I hope we’re engaging everyone, and I think we just want to disorient the listener, but we want to make music that is pop at its core, but is sort of uncomfortable for the genre.


Within the first few days of being released, a bunch of people were commenting on the posts about the record being amped that “Heavy Lifting” was on it. What was that about it?

We have always had a tendency to play new songs that have not been released before we recorded them, so we’ve been playing a lot of this record for the last year to year and a half live, and so maybe that’s just a song people liked when we play it live. It’s got a very long second half that feels like maybe it’s the danciest bit in our set, and the most like groovy or something. But I guess people just took our setlist or asked us what that song was called.

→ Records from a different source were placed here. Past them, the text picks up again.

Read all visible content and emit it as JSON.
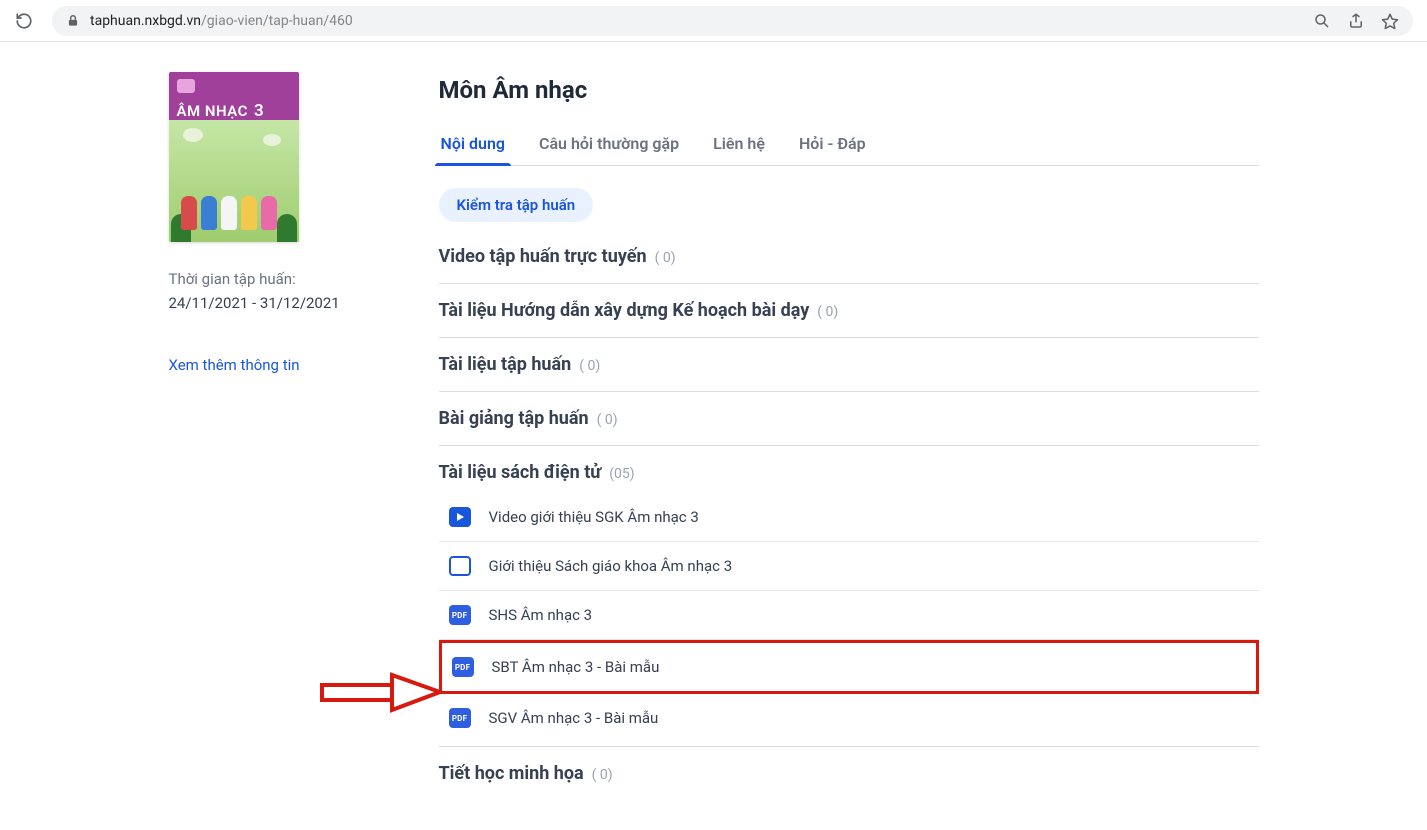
{
  "browser": {
    "url_host": "taphuan.nxbgd.vn",
    "url_path": "/giao-vien/tap-huan/460"
  },
  "cover": {
    "subject": "ÂM NHẠC",
    "grade": "3"
  },
  "sidebar": {
    "time_label": "Thời gian tập huấn:",
    "time_range": "24/11/2021 - 31/12/2021",
    "more_link": "Xem thêm thông tin"
  },
  "main": {
    "title": "Môn Âm nhạc",
    "tabs": [
      "Nội dung",
      "Câu hỏi thường gặp",
      "Liên hệ",
      "Hỏi - Đáp"
    ],
    "pill_button": "Kiểm tra tập huấn",
    "sections": [
      {
        "title": "Video tập huấn trực tuyến",
        "count": "( 0)"
      },
      {
        "title": "Tài liệu Hướng dẫn xây dựng Kế hoạch bài dạy",
        "count": "( 0)"
      },
      {
        "title": "Tài liệu tập huấn",
        "count": "( 0)"
      },
      {
        "title": "Bài giảng tập huấn",
        "count": "( 0)"
      },
      {
        "title": "Tài liệu sách điện tử",
        "count": "(05)"
      },
      {
        "title": "Tiết học minh họa",
        "count": "( 0)"
      }
    ],
    "resources": [
      {
        "icon": "video",
        "label": "Video giới thiệu SGK Âm nhạc 3"
      },
      {
        "icon": "slide",
        "label": "Giới thiệu Sách giáo khoa Âm nhạc 3"
      },
      {
        "icon": "pdf",
        "label": "SHS Âm nhạc 3"
      },
      {
        "icon": "pdf",
        "label": "SBT Âm nhạc 3 - Bài mẫu"
      },
      {
        "icon": "pdf",
        "label": "SGV Âm nhạc 3 - Bài mẫu"
      }
    ]
  }
}
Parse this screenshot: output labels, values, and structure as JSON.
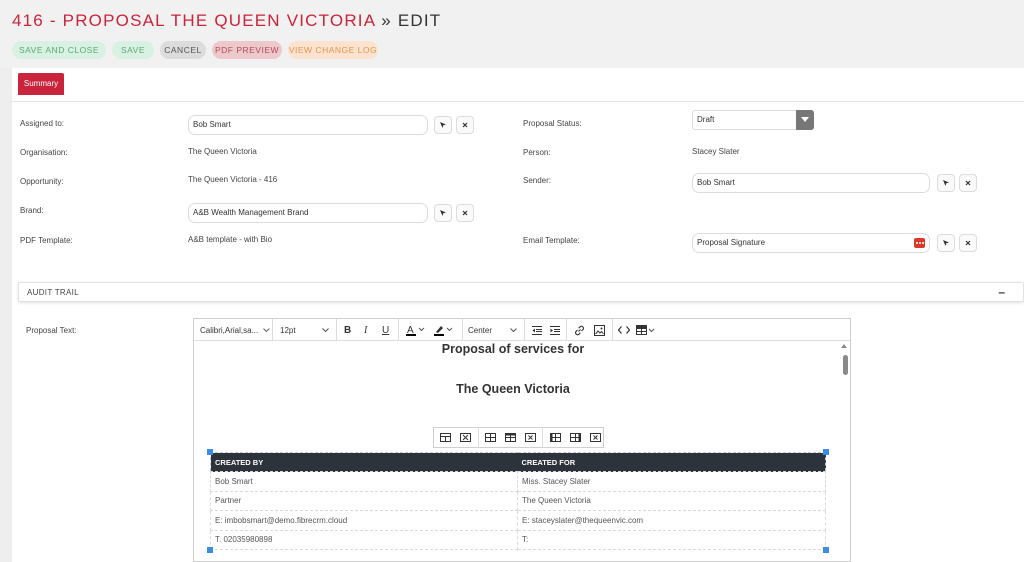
{
  "header": {
    "title_main": "416 - PROPOSAL THE QUEEN VICTORIA",
    "title_rest": " » EDIT",
    "buttons": {
      "save_and_close": "SAVE AND CLOSE",
      "save": "SAVE",
      "cancel": "CANCEL",
      "pdf_preview": "PDF PREVIEW",
      "view_change_log": "VIEW CHANGE LOG"
    }
  },
  "tabs": {
    "summary": "Summary"
  },
  "form": {
    "assigned_to": {
      "label": "Assigned to:",
      "value": "Bob Smart"
    },
    "organisation": {
      "label": "Organisation:",
      "value": "The Queen Victoria"
    },
    "opportunity": {
      "label": "Opportunity:",
      "value": "The Queen Victoria - 416"
    },
    "brand": {
      "label": "Brand:",
      "value": "A&B Wealth Management Brand"
    },
    "pdf_template": {
      "label": "PDF Template:",
      "value": "A&B template - with Bio"
    },
    "proposal_status": {
      "label": "Proposal Status:",
      "value": "Draft"
    },
    "person": {
      "label": "Person:",
      "value": "Stacey Slater"
    },
    "sender": {
      "label": "Sender:",
      "value": "Bob Smart"
    },
    "email_template": {
      "label": "Email Template:",
      "value": "Proposal Signature"
    }
  },
  "audit_trail": {
    "label": "AUDIT TRAIL",
    "toggle": "–"
  },
  "editor": {
    "label": "Proposal Text:",
    "toolbar": {
      "font_family": "Calibri,Arial,sa...",
      "font_size": "12pt",
      "bold": "B",
      "italic": "I",
      "underline": "U",
      "align": "Center"
    },
    "heading_1": "Proposal of services for",
    "heading_2": "The Queen Victoria",
    "table": {
      "headers": [
        "CREATED BY",
        "CREATED FOR"
      ],
      "rows": [
        [
          "Bob Smart",
          "Miss. Stacey Slater"
        ],
        [
          "Partner",
          "The Queen Victoria"
        ],
        [
          "E: imbobsmart@demo.fibrecrm.cloud",
          "E: staceyslater@thequeenvic.com"
        ],
        [
          "T. 02035980898",
          "T:"
        ]
      ]
    }
  },
  "colors": {
    "brand_red": "#c9243c",
    "save_green": "#5aa874",
    "pdf_red": "#b14a57",
    "log_orange": "#e5954f"
  }
}
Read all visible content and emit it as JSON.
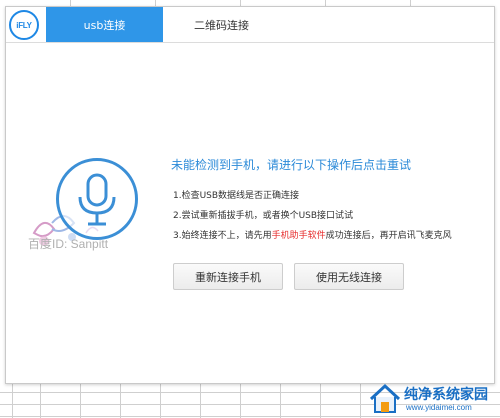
{
  "app": {
    "logo_text": "iFLY"
  },
  "tabs": [
    {
      "label": "usb连接",
      "active": true
    },
    {
      "label": "二维码连接",
      "active": false
    }
  ],
  "main": {
    "headline": "未能检测到手机，请进行以下操作后点击重试",
    "steps": [
      {
        "text": "1.检查USB数据线是否正确连接"
      },
      {
        "text": "2.尝试重新插拔手机，或者换个USB接口试试"
      },
      {
        "prefix": "3.始终连接不上，请先用",
        "highlight": "手机助手软件",
        "suffix": "成功连接后，再开启讯飞麦克风"
      }
    ],
    "buttons": {
      "reconnect": "重新连接手机",
      "wireless": "使用无线连接"
    }
  },
  "watermark": {
    "id_text": "百度ID: Sanpitt"
  },
  "site_logo": {
    "name": "纯净系统家园",
    "url": "www.yidaimei.com"
  },
  "colors": {
    "accent": "#2f96e8",
    "headline": "#2b8ad8",
    "highlight": "#e62b2b",
    "logo": "#1e88e5"
  },
  "icons": {
    "logo": "ifly-logo-icon",
    "microphone": "microphone-icon",
    "site": "house-logo-icon"
  }
}
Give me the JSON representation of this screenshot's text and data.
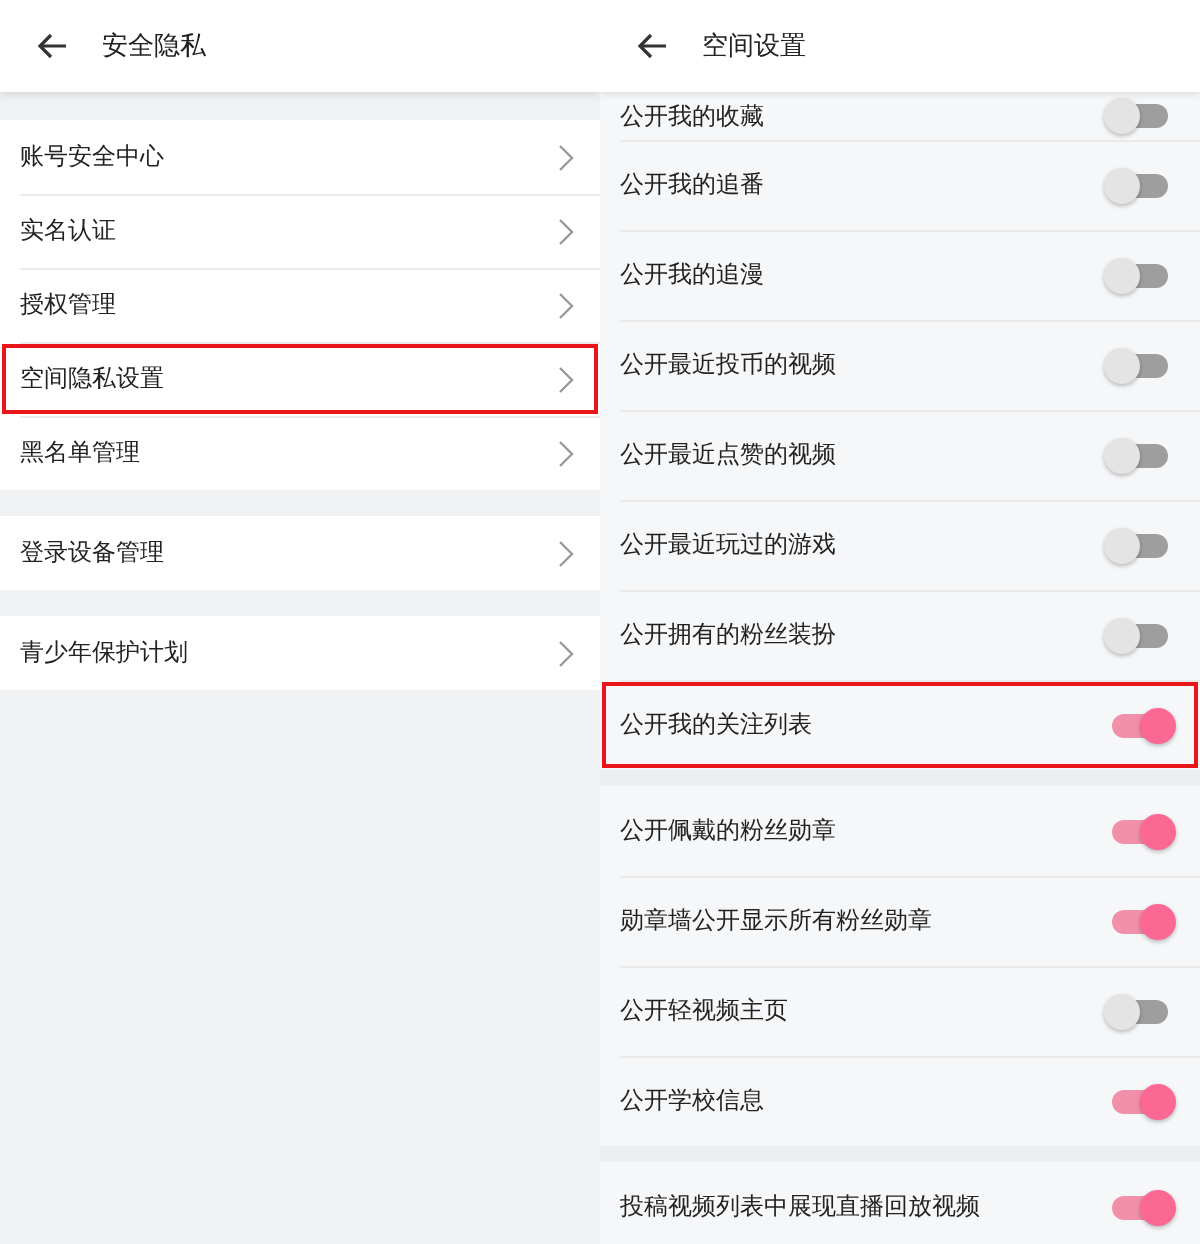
{
  "left_panel": {
    "title": "安全隐私",
    "groups": [
      {
        "items": [
          {
            "label": "账号安全中心",
            "highlighted": false
          },
          {
            "label": "实名认证",
            "highlighted": false
          },
          {
            "label": "授权管理",
            "highlighted": false
          },
          {
            "label": "空间隐私设置",
            "highlighted": true
          },
          {
            "label": "黑名单管理",
            "highlighted": false
          }
        ]
      },
      {
        "items": [
          {
            "label": "登录设备管理",
            "highlighted": false
          }
        ]
      },
      {
        "items": [
          {
            "label": "青少年保护计划",
            "highlighted": false
          }
        ]
      }
    ]
  },
  "right_panel": {
    "title": "空间设置",
    "groups": [
      {
        "items": [
          {
            "label": "公开我的收藏",
            "on": false,
            "highlighted": false
          },
          {
            "label": "公开我的追番",
            "on": false,
            "highlighted": false
          },
          {
            "label": "公开我的追漫",
            "on": false,
            "highlighted": false
          },
          {
            "label": "公开最近投币的视频",
            "on": false,
            "highlighted": false
          },
          {
            "label": "公开最近点赞的视频",
            "on": false,
            "highlighted": false
          },
          {
            "label": "公开最近玩过的游戏",
            "on": false,
            "highlighted": false
          },
          {
            "label": "公开拥有的粉丝装扮",
            "on": false,
            "highlighted": false
          },
          {
            "label": "公开我的关注列表",
            "on": true,
            "highlighted": true
          }
        ]
      },
      {
        "items": [
          {
            "label": "公开佩戴的粉丝勋章",
            "on": true,
            "highlighted": false
          },
          {
            "label": "勋章墙公开显示所有粉丝勋章",
            "on": true,
            "highlighted": false
          },
          {
            "label": "公开轻视频主页",
            "on": false,
            "highlighted": false
          },
          {
            "label": "公开学校信息",
            "on": true,
            "highlighted": false
          }
        ]
      },
      {
        "items": [
          {
            "label": "投稿视频列表中展现直播回放视频",
            "on": true,
            "highlighted": false
          }
        ]
      }
    ]
  }
}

Do you often work through new stuff live before it gets recorded?

It’s important for us to play new songs when we’re touring so we can think about how to make them better when get home, feel out how they sound and where they should go.


What will you be playing on this tour?

We will be playing mostly the [new] record, and maybe a song that we haven’t ever played from the record and maybe a new thing too, but this week before we go out we’re making sure we’re prepared to do that.


How long was this recording and writing process before the release?

It was recorded in April and completely finished probably in August, mastered by August, and the first song came out in October on tour with Girlpool, so yeah, it’s a long process. We probably finished writing all the songs by like March, and then recorded in April.


We work very slowly and tinker over the music for a long time traditionally. I would love to write faster in the future and have a lot more material to sift through, but it sort of works with our process. We’re a completely democratic band, we love being like democratic and writing everything together. The downside is that we work a little bit slower.


We all trust each other so much, and for this sort of project I couldn’t imagine it any other way. We love each other’s input. I’m sure there’ll be songs [where] someone has a full-fleshed out idea, like “Swimmer” was kind of like that. Kasra wrote that song, but as a whole it’s way more rewarding when we’re all piecing it together, together.


What songs are you most excited to play live?

“Color Code,” I would say. I was really happy with how it came out, and I’m excited to play it more. We incorporate some newer sounds that stay true to the record, and it’s just fun. I’m really pleased with that song. I also really like the song “Swimmer” that Kasra wrote.


I’m excited to play with IT IT in Pittsburgh again.


They definitely are a band that works similarly to Palm, grooving it out in a shared basement when they write.

You can feel that when you see them play.